La restante francesa es “L’amant double”, lo nuevo de Francois Ozon, muy por debajo de “Frantz”. La actriz principal es Marine Vacth, que ya lo hizo en un film anterior a quien acompaña Jeremie Renier, habitual actor de los hermanos Dardenne, aquí en doble rol (de allí el título del film).

“The Beguiled” de Sofia Coppola es una remake de una película basada en una novela de Thomas P. Cullinan. La primera versión de Don Siegel (“El engaño”) tenía a Clint Eastwood en el rol de un oficial yanqui en plena guerra civil en los Estados Unidos. Herido gravemente es acogido por un conjunto de mujeres “sudistas” que lo reciben, pese a estar en el bando contrario. Colin Farrell es el único personaje masculino, mientras que entre las siete actrices se destacan Nicole Kidman, Kirsten Dunst y Elle Fanning. Quien no haya visto la original de Siegel, podrá disfrutarla pero en la comparación pierde al faltarle los elementos de sordidez y morbo de la original. En la conferencia de prensa, Sofia Coppola señaló que la suya es una “reinterpretación  de la obra de Cullinan aunque privilegiando una visión femenina”.

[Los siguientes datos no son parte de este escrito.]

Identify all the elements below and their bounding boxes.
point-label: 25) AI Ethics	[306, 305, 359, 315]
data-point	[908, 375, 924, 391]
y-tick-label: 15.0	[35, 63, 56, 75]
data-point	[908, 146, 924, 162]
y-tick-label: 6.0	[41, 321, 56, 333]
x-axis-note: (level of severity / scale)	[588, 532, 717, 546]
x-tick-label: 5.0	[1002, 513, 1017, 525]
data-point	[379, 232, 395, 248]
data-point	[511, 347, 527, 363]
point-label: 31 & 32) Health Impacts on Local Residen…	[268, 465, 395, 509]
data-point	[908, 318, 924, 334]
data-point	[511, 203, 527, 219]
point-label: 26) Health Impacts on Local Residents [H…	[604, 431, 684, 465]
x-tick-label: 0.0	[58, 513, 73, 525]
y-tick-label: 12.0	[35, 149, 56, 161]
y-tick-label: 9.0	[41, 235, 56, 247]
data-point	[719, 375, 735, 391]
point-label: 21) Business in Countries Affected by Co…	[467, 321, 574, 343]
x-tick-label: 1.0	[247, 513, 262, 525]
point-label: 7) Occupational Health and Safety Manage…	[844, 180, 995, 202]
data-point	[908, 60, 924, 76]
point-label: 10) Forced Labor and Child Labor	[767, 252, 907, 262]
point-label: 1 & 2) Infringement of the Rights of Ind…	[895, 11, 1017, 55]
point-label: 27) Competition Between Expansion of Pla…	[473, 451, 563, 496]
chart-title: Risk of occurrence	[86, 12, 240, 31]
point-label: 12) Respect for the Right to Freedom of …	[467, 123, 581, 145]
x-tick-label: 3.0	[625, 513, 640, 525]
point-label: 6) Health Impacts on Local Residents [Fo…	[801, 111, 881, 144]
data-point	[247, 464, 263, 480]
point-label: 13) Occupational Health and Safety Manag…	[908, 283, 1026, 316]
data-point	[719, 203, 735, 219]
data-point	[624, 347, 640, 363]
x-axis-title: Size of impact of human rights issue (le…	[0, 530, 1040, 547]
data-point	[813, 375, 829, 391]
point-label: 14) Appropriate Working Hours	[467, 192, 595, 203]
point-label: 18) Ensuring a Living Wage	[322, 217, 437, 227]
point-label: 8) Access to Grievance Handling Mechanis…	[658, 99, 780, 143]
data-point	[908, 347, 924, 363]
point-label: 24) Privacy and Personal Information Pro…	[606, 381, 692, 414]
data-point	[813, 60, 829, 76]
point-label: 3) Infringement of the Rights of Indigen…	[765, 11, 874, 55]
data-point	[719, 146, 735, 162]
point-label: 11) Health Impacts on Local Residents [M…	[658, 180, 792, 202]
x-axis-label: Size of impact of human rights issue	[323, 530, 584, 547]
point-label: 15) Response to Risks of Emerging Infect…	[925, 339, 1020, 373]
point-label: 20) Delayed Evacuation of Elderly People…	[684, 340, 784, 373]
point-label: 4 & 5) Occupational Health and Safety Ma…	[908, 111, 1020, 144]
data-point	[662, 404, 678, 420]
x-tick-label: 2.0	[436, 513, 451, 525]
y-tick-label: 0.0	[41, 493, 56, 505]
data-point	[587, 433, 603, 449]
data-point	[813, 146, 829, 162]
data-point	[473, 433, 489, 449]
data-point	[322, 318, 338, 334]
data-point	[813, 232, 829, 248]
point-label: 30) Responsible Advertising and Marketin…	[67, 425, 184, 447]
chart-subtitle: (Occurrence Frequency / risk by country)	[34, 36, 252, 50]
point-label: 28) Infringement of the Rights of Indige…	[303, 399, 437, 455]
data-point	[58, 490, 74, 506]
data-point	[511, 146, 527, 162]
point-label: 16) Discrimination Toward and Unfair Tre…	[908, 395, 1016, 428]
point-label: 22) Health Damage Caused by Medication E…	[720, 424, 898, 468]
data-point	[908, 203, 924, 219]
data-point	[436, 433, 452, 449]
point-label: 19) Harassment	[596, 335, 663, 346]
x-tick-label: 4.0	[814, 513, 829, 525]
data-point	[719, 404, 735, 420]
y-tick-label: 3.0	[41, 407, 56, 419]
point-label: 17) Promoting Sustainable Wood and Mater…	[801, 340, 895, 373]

“A Gentle Creature” de Sergei Loznitsa (“Maidan”, “Austerlitz”) dura casi dos horas y media y muestra los pesares a que se ve sometida una mujer rusa (excelente Vasilina Makotseva) que intenta contactar a su esposo en prisión. Le envía un paquete pero se lo devuelven y finalmente se desplaza hasta la ciudad donde se encuentra el marido. Difícilmente algún distribuidor se “anime” a comprarla. La otra rusa (“Loveless”) tiene más chances comerciales y sobre todo de ganar algún premio mayor en Cannes.

Este cronista disfrutó ver lo nuevo de Naomi Kawase. “Radiance”, su título refiere a las dificultades crecientes de visión de uno de los personajes principales, un fotógrafo con quien mantendrá una nada convencional relación  la joven Misako. En la conferencia de prensa, con escasa asistencia de periodistas, se pudo apreciar la belleza de la actriz (Ayame Misaki)  y la inteligencia de la realizadora. Sería deseable que se lleve algún premio aunque no tuvo muy buena acogida en las críticas.

Ya se han visto las dos películas argentinas de la sección “Un certain regard” y en el caso de “La cordillera”, la respuesta del público fue favorable. La presentación oficial contó con la presencia de varios de sus intérpretes (Ricardo Darin, Dolores Fonzi, Erica Rivas, Paulina Garcia), además de su director Santiago Mitre.

Respecto a “La novia del desierto”, de las debutantes Cecilia Atan y Valeria Pivato, vale destacar cómo en apenas ochenta minutos logra cerrar una historia con dos personajes muy “queribles”. Teresa (Paulina García) es una mujer de unos cincuenta años, que al quedarse sin trabajo en una casa de familia en Buenos Aires, decide irse a San Juan  donde tiene una nueva oferta laboral. Pero en el camino perderá sus pertenencias y quedará varada en los dominios de la famosa Difunta Correa. Conocerá a El Gringo (Claudio Rissi), así como el camión y casa del ocasional compañero.

Ambos films argentinos compiten por el premio de “Un certain regard” (“Una cierta mirada”), una segunda sección donde es difícil predecir el resultado. De las dieciocho películas en competición, se han visto apenas cuatro. Además de las dos argentinas tendría chances “Barbara” de Mathieu Amalric, ya comentada en nota anterior. La restante es la alemana “Western”, que transcurre en Bulgaria en una zona donde hay construcciones, cerca de la frontera con Grecia. Está muy bien mostrado el contraste entre los trabajadores alemanes y los habitantes del lugar y las dificultades de comunicación por barreras idiomáticas. Esta pequeña joya cinematográfica podría ganar, pero además la buena noticia es que ya tiene distribución asegurada en Argentina.

Finalmente una referencia a una magnífica película fuera de competición. Se trata de “Visages, villages” correalizada por la gran Agnes Varda (junto a un joven llamado simplemente JR). Ambos se dedican a sacar fotografías de pobladores de la región de Normandía, para luego transformarlas en “gigantografias”. Las enormes imágenes las pegan (“collage”) en los frentes de las casa donde viven, o en los lugares de trabajo. Dificil describir en palabras el encanto de esta nueva obra de la directora de “Cleo de 5 a 7”. Ideal para presentarla en el próximo Festival de Mar del Plata o a más tardar en el BAFICI.